ガリラボ通信では何度かブリコラージュという言葉を使ってきました。
これは・・・ウィキペディアに説明してもらいます:
ブリコラージュ(Bricolage)は、「寄せ集めて自分で作る」「ものを自分で修繕する」こと。
「器用仕事」とも訳される。元来はフランス語で、「繕う」「ごまかす」を意味するフラン
ス語の動詞 "bricoler" に由来する。
ブリコラージュは、理論や設計図に基づいて物を作る「エンジニアリング」とは対照的なもの
で、その場で手に入るものを寄せ集め、それらを部品として何が作れるか試行錯誤しながら、
最終的に新しい物を作ることである。
ということです。^^;
そして、ブリコラージュする職人のことを「ブリコルール」(bricoleur)と呼びます。
若かりし頃、私が目指していたエンジニアとは対照的な人たちです。
ブルコルールの詳しい説明もウィキペディアにお願いしたいと思います:
ブリコルールは既にある物を寄せ集めて物を作る人であり、創造性と機智が必要とされる。

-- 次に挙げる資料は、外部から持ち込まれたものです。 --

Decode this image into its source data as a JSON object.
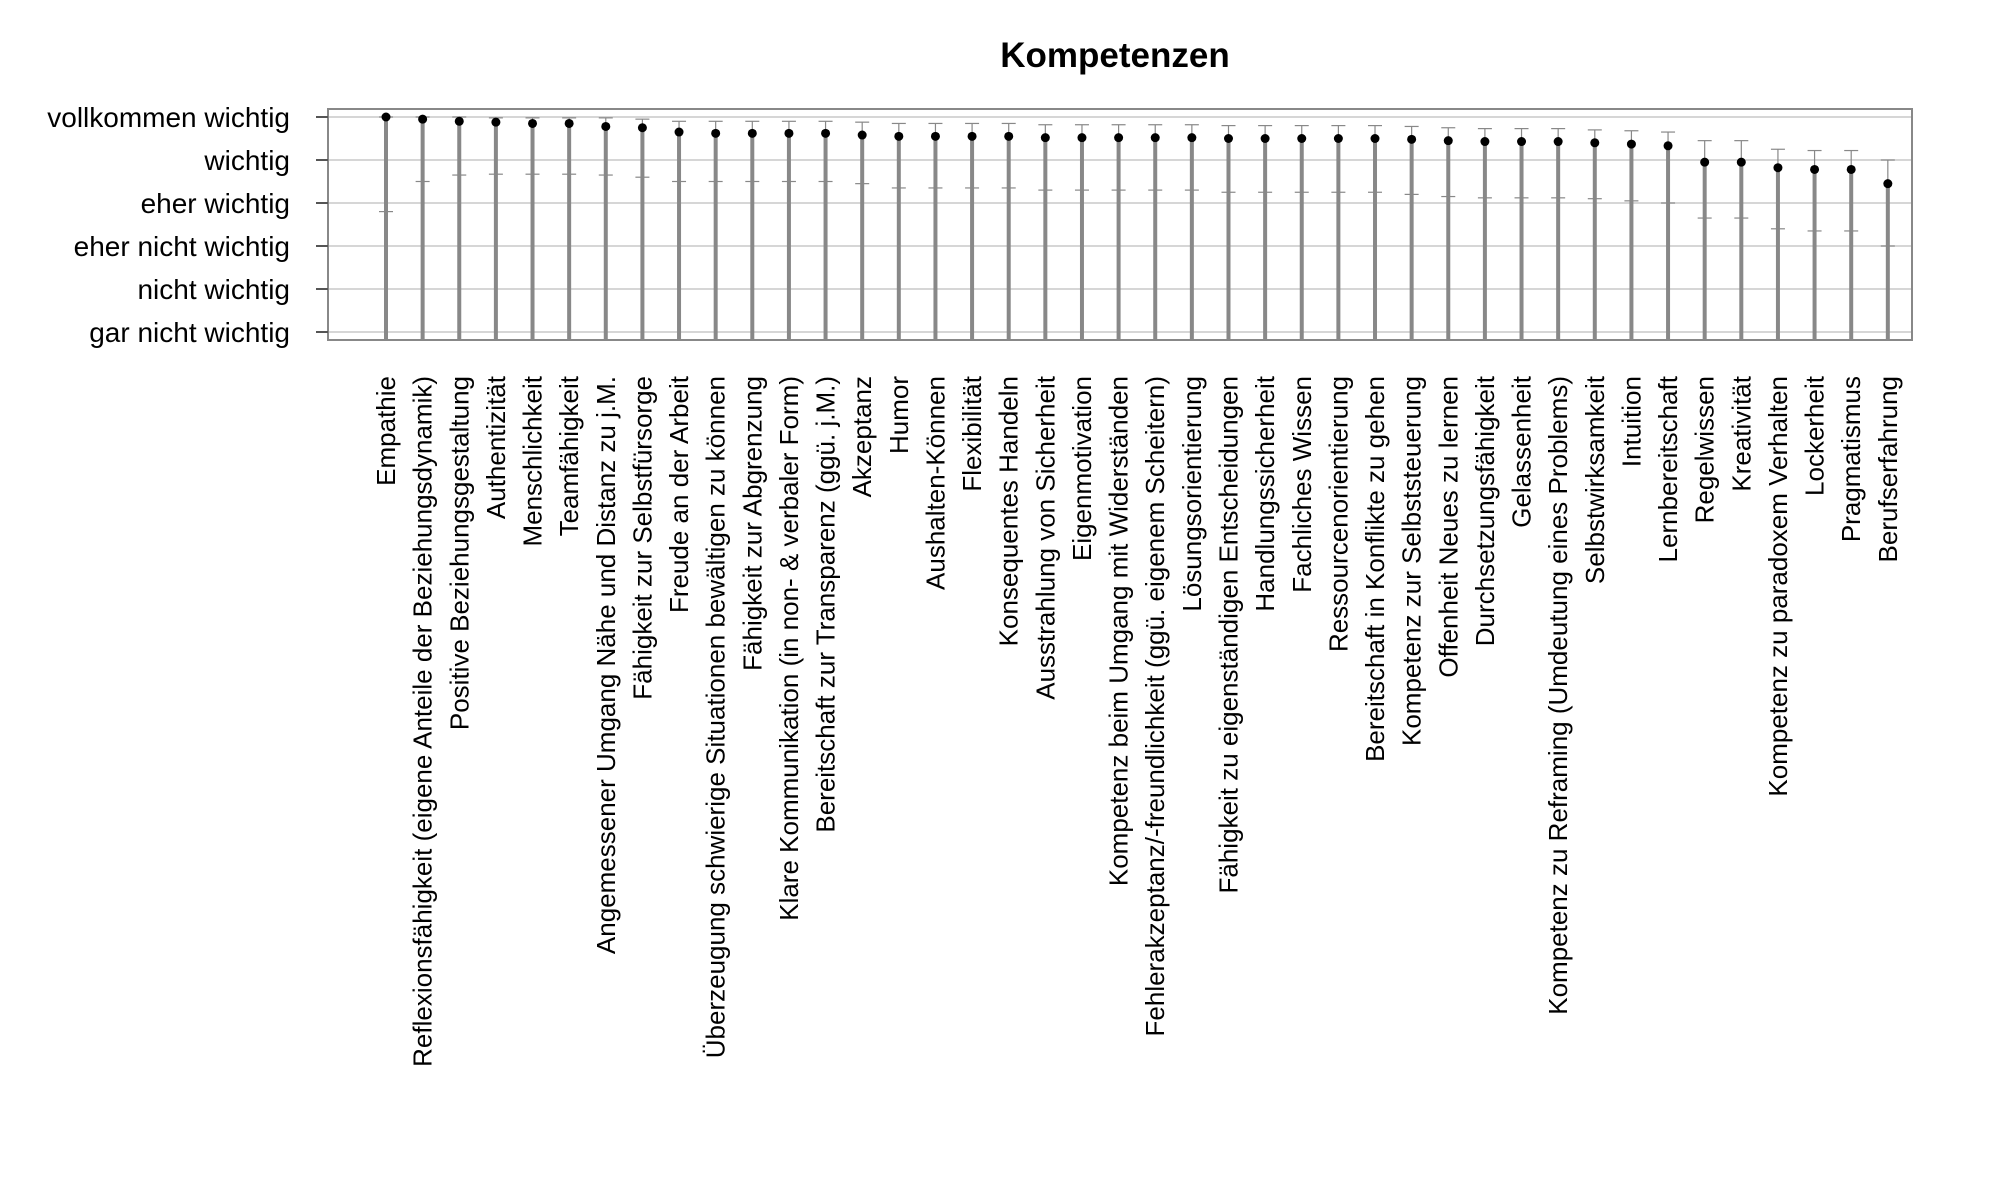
{
  "chart_data": {
    "type": "scatter",
    "title": "Kompetenzen",
    "xlabel": "",
    "ylabel": "",
    "ylim": [
      1,
      6
    ],
    "yticks": [
      {
        "value": 6,
        "label": "vollkommen wichtig"
      },
      {
        "value": 5,
        "label": "wichtig"
      },
      {
        "value": 4,
        "label": "eher wichtig"
      },
      {
        "value": 3,
        "label": "eher nicht wichtig"
      },
      {
        "value": 2,
        "label": "nicht wichtig"
      },
      {
        "value": 1,
        "label": "gar nicht wichtig"
      }
    ],
    "grid": true,
    "colors": {
      "bar": "#888888",
      "point": "#000000",
      "grid": "#c8c8c8",
      "frame": "#888888",
      "error": "#888888"
    },
    "items": [
      {
        "label": "Empathie",
        "mean": 6.0,
        "upper": 6.0,
        "lower": 3.8
      },
      {
        "label": "Reflexionsfähigkeit (eigene Anteile der Beziehungsdynamik)",
        "mean": 5.95,
        "upper": 6.0,
        "lower": 4.5
      },
      {
        "label": "Positive Beziehungsgestaltung",
        "mean": 5.9,
        "upper": 6.0,
        "lower": 4.65
      },
      {
        "label": "Authentizität",
        "mean": 5.88,
        "upper": 5.98,
        "lower": 4.67
      },
      {
        "label": "Menschlichkeit",
        "mean": 5.85,
        "upper": 5.98,
        "lower": 4.67
      },
      {
        "label": "Teamfähigkeit",
        "mean": 5.85,
        "upper": 5.98,
        "lower": 4.67
      },
      {
        "label": "Angemessener Umgang Nähe und Distanz zu j.M.",
        "mean": 5.78,
        "upper": 5.98,
        "lower": 4.65
      },
      {
        "label": "Fähigkeit zur Selbstfürsorge",
        "mean": 5.75,
        "upper": 5.95,
        "lower": 4.6
      },
      {
        "label": "Freude an der Arbeit",
        "mean": 5.65,
        "upper": 5.9,
        "lower": 4.5
      },
      {
        "label": "Überzeugung schwierige Situationen bewältigen zu können",
        "mean": 5.62,
        "upper": 5.9,
        "lower": 4.5
      },
      {
        "label": "Fähigkeit zur Abgrenzung",
        "mean": 5.62,
        "upper": 5.9,
        "lower": 4.5
      },
      {
        "label": "Klare Kommunikation (in non- & verbaler Form)",
        "mean": 5.62,
        "upper": 5.9,
        "lower": 4.5
      },
      {
        "label": "Bereitschaft zur Transparenz (ggü. j.M.)",
        "mean": 5.62,
        "upper": 5.9,
        "lower": 4.5
      },
      {
        "label": "Akzeptanz",
        "mean": 5.58,
        "upper": 5.88,
        "lower": 4.45
      },
      {
        "label": "Humor",
        "mean": 5.55,
        "upper": 5.85,
        "lower": 4.35
      },
      {
        "label": "Aushalten-Können",
        "mean": 5.55,
        "upper": 5.85,
        "lower": 4.35
      },
      {
        "label": "Flexibilität",
        "mean": 5.55,
        "upper": 5.85,
        "lower": 4.35
      },
      {
        "label": "Konsequentes Handeln",
        "mean": 5.55,
        "upper": 5.85,
        "lower": 4.35
      },
      {
        "label": "Ausstrahlung von Sicherheit",
        "mean": 5.52,
        "upper": 5.82,
        "lower": 4.3
      },
      {
        "label": "Eigenmotivation",
        "mean": 5.52,
        "upper": 5.82,
        "lower": 4.3
      },
      {
        "label": "Kompetenz beim Umgang mit Widerständen",
        "mean": 5.52,
        "upper": 5.82,
        "lower": 4.3
      },
      {
        "label": "Fehlerakzeptanz/-freundlichkeit (ggü. eigenem Scheitern)",
        "mean": 5.52,
        "upper": 5.82,
        "lower": 4.3
      },
      {
        "label": "Lösungsorientierung",
        "mean": 5.52,
        "upper": 5.82,
        "lower": 4.3
      },
      {
        "label": "Fähigkeit zu eigenständigen Entscheidungen",
        "mean": 5.5,
        "upper": 5.8,
        "lower": 4.25
      },
      {
        "label": "Handlungssicherheit",
        "mean": 5.5,
        "upper": 5.8,
        "lower": 4.25
      },
      {
        "label": "Fachliches Wissen",
        "mean": 5.5,
        "upper": 5.8,
        "lower": 4.25
      },
      {
        "label": "Ressourcenorientierung",
        "mean": 5.5,
        "upper": 5.8,
        "lower": 4.25
      },
      {
        "label": "Bereitschaft in Konflikte zu gehen",
        "mean": 5.5,
        "upper": 5.8,
        "lower": 4.25
      },
      {
        "label": "Kompetenz zur Selbststeuerung",
        "mean": 5.48,
        "upper": 5.78,
        "lower": 4.2
      },
      {
        "label": "Offenheit Neues zu lernen",
        "mean": 5.45,
        "upper": 5.75,
        "lower": 4.15
      },
      {
        "label": "Durchsetzungsfähigkeit",
        "mean": 5.43,
        "upper": 5.73,
        "lower": 4.12
      },
      {
        "label": "Gelassenheit",
        "mean": 5.43,
        "upper": 5.73,
        "lower": 4.12
      },
      {
        "label": "Kompetenz zu Reframing (Umdeutung eines Problems)",
        "mean": 5.43,
        "upper": 5.73,
        "lower": 4.12
      },
      {
        "label": "Selbstwirksamkeit",
        "mean": 5.4,
        "upper": 5.7,
        "lower": 4.1
      },
      {
        "label": "Intuition",
        "mean": 5.37,
        "upper": 5.68,
        "lower": 4.05
      },
      {
        "label": "Lernbereitschaft",
        "mean": 5.33,
        "upper": 5.65,
        "lower": 4.0
      },
      {
        "label": "Regelwissen",
        "mean": 4.95,
        "upper": 5.45,
        "lower": 3.65
      },
      {
        "label": "Kreativität",
        "mean": 4.95,
        "upper": 5.45,
        "lower": 3.65
      },
      {
        "label": "Kompetenz zu paradoxem Verhalten",
        "mean": 4.82,
        "upper": 5.25,
        "lower": 3.4
      },
      {
        "label": "Lockerheit",
        "mean": 4.78,
        "upper": 5.22,
        "lower": 3.35
      },
      {
        "label": "Pragmatismus",
        "mean": 4.78,
        "upper": 5.22,
        "lower": 3.35
      },
      {
        "label": "Berufserfahrung",
        "mean": 4.45,
        "upper": 5.0,
        "lower": 3.0
      }
    ]
  }
}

また雑多な物や情報などを集めて組み合わせ、その本来の用途とは違う用途のために使う物や
情報を生み出す人である。
ブリコラージュやブリコルールは、文化人類学者のレヴィ・ストロースが地球上の
様々な地域での調査の際に気づいたことで、人間が本質的に持っている思考とし、
これを「野生の思考」と呼びました。
これに対し、近代の知である抽象概念を用いて物づくりを行っていくエンジニア
リングを「栽培的思考」と呼びました。
このガリラボ通信の左のカラム(の一番下)には、レヴィ・ストロースの著書
「野生の思考」の表紙を掲げているのをお気づきでしょうか。
昔から、野生の思考もガリラボのゼミ生にはしっかりと身につけてほしいとの
思いから、ここに、載せているものです。
野生の思考から栽培的思考へと転換していったのは、近代化の過程で、生産者と
消費者が分離していったことによるものでした。
工業化とは一般の人々から野生の思考を縮小させていく過程だったと言えます。
現代の情報化はそれに棹さすものとして登場し、ブリコルールの現代版を生み出
してきています。
ちなみに、その兆しはメディアでは前からあって、マスメディアに独占されていた
情報の生産が一般の人たちの手に渡る聖俗革命が進行しています。
例えば、普通の人が器用に放送なども行えるようになってきました。
モノづくりの場面、本来のブリコーラジュの場面でもそれが見られるようになって
きています。
次の写真は、LOFTの一角にある&Fab(アンドファブ)というコーナーです。
現代の情報化が生み出したブリコルールの一例であろうと思います。
&Fabでは、LOFTで購入した雑貨を「世界でただひとつのモノ」に変えていくブリコ
ラージュ的仕事が行われています。
「つくり手」と「贈り手」と「使い手」が一体となった新しい共創の試みといった
ことが行われ、「「買った雑貨を「チョイ足し」で自分流にカスタマイズできる。
「あらゆる人々の手によるモノづくり」の入口が大きく開かれた。」という考えの
下でビジネスを展開しているようです。
下の写真は200円のコップに自分のところの猫をUVプリンタで描き込んだもの。
加工費は1,800円(!)だそうです。
情報社会はあちこちで新たな聖俗革命を引き起こしています。
コンピュータとネットという現代の新しいエンジンによって牽引されている情報社会の
特徴付ける現象かと思います。
その具体例のひとつを&Fabに見たように思います。以下は、&Fabについての記事です。
興味のある方はどうぞ。
・ユーザーのアイデアが「世界に1つだけのモノ」をつくりだす &Fab(1)
・「&」でつながる「つくり手」と「買い手」 &Fab(2)
・ユーザーと共有した挑戦・不安・喜びのドキドキが新しい可能性を生み出した &Fab(3)
ここまで野生の思考をポジティブに捉えて書いてきました。
実際に、そうした思考を強化することが必要だと思っていて、だからガリラボでは
それを目指すことを宣言したりしているわけです。
それなのに、それに逆らう形になりますが・・・
10月24日に八代中の生徒への講義では、近代的思考=エンジニアリング的思考である
「栽培的思考」について体験してもらう予定です。^^;
まあ、どっちも大事ですから。
両方とも勉強していきましょう。欲張って。
八代中の生徒のファシリテーターとなる3年生はどうぞしっかりと勉強してください。